Kathy Walsh, the executive director of the Tennessee Coalition to End Domestic and Sexual Violence, said while the issue is widespread, teens are often the most susceptible. Some have theorized that teens are less likely to report what they initially assume to be teasing, which later escalates into insults or worse.
“So many times people just look the other way. We can’t look the other way any longer,” Walsh said.
It’s why Walsh is taking this message to where teens maybe by posting videos on TikTok and Snapchat. Walsh says so far they’ve had tremendous success with more than 1.8 million views, 15 million impressions, and 2.4 million engagements.
“It’s so exciting to see how our #BeTheFriend campaign is hitting the mark for reaching young people all across the state with our message of hope and empowerment," she said.
Any of us can #BeTheFriend and it starts with knowing what to look for.
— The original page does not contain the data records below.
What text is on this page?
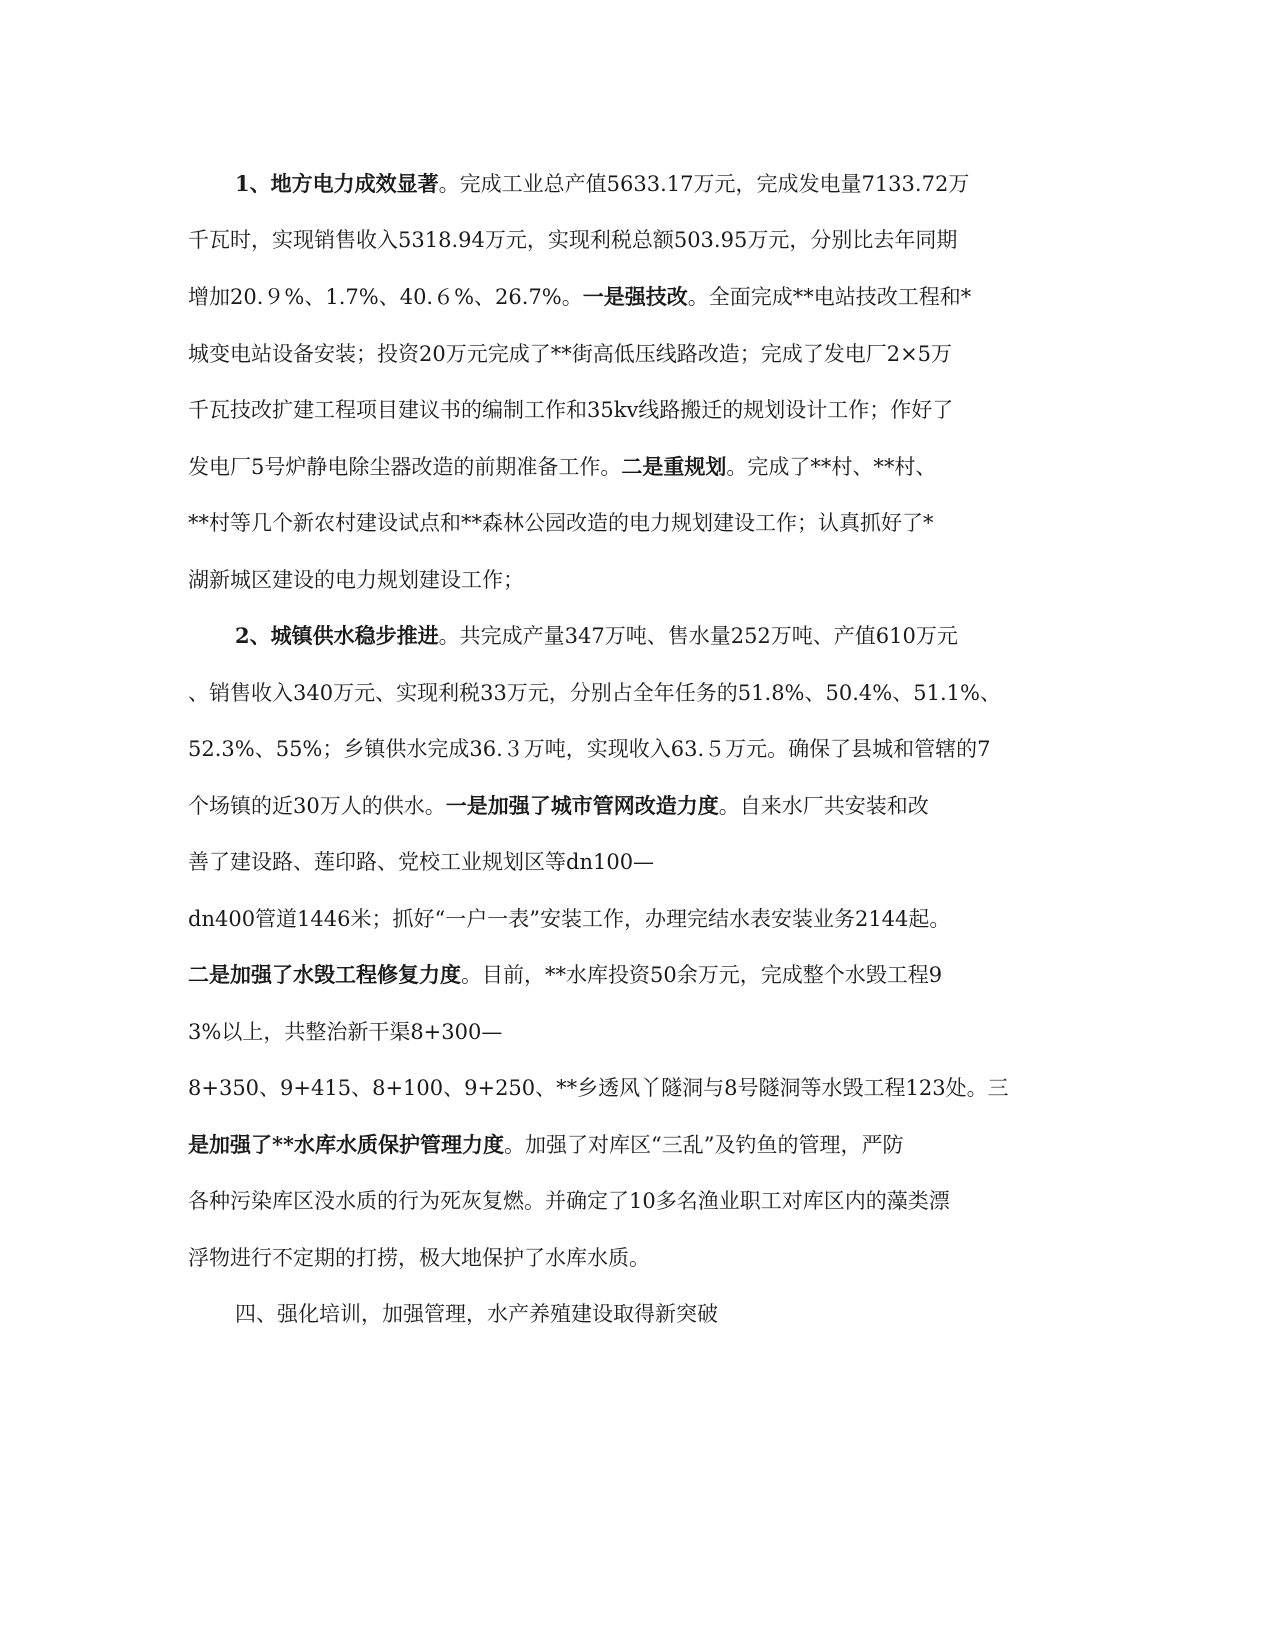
1、地方电力成效显著。完成工业总产值5633.17万元，完成发电量7133.72万
千瓦时，实现销售收入5318.94万元，实现利税总额503.95万元，分别比去年同期
增加20.９%、1.7%、40.６%、26.7%。一是强技改。全面完成**电站技改工程和*
城变电站设备安装；投资20万元完成了**街高低压线路改造；完成了发电厂2×5万
千瓦技改扩建工程项目建议书的编制工作和35kv线路搬迁的规划设计工作；作好了
发电厂5号炉静电除尘器改造的前期准备工作。二是重规划。完成了**村、**村、
**村等几个新农村建设试点和**森林公园改造的电力规划建设工作；认真抓好了*
湖新城区建设的电力规划建设工作；
2、城镇供水稳步推进。共完成产量347万吨、售水量252万吨、产值610万元
、销售收入340万元、实现利税33万元，分别占全年任务的51.8%、50.4%、51.1%、
52.3%、55%；乡镇供水完成36.３万吨，实现收入63.５万元。确保了县城和管辖的7
个场镇的近30万人的供水。一是加强了城市管网改造力度。自来水厂共安装和改
善了建设路、莲印路、党校工业规划区等dn100—
dn400管道1446米；抓好“一户一表”安装工作，办理完结水表安装业务2144起。
二是加强了水毁工程修复力度。目前，**水库投资50余万元，完成整个水毁工程9
3%以上，共整治新干渠8+300—
8+350、9+415、8+100、9+250、**乡透风丫隧洞与8号隧洞等水毁工程123处。三
是加强了**水库水质保护管理力度。加强了对库区“三乱”及钓鱼的管理，严防
各种污染库区没水质的行为死灰复燃。并确定了10多名渔业职工对库区内的藻类漂
浮物进行不定期的打捞，极大地保护了水库水质。
四、强化培训，加强管理，水产养殖建设取得新突破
According to the National Domestic Violence Hotline, these are the warning signs to spot an abusive partner.
- show extreme jealousy of your friends or time spent away from them
- prevent or discourage you from spending time with friends, family members, or peers
- insult, demean or shame you in front of others
- prevent you from making your own decisions including about working or attending school
- control finances in the household without discussion
- pressure you to have sex or perform sexual acts you’re not comfortable with
- pressure you to use drugs or alcohol
- intimidate you with weapons
- destroy your belongings
It may feel like the same song and dance, but Rode says this is one cycle that can be stopped.
“All it takes is just that one good friend to say, ‘hey, you don’t need him,’” Rode said.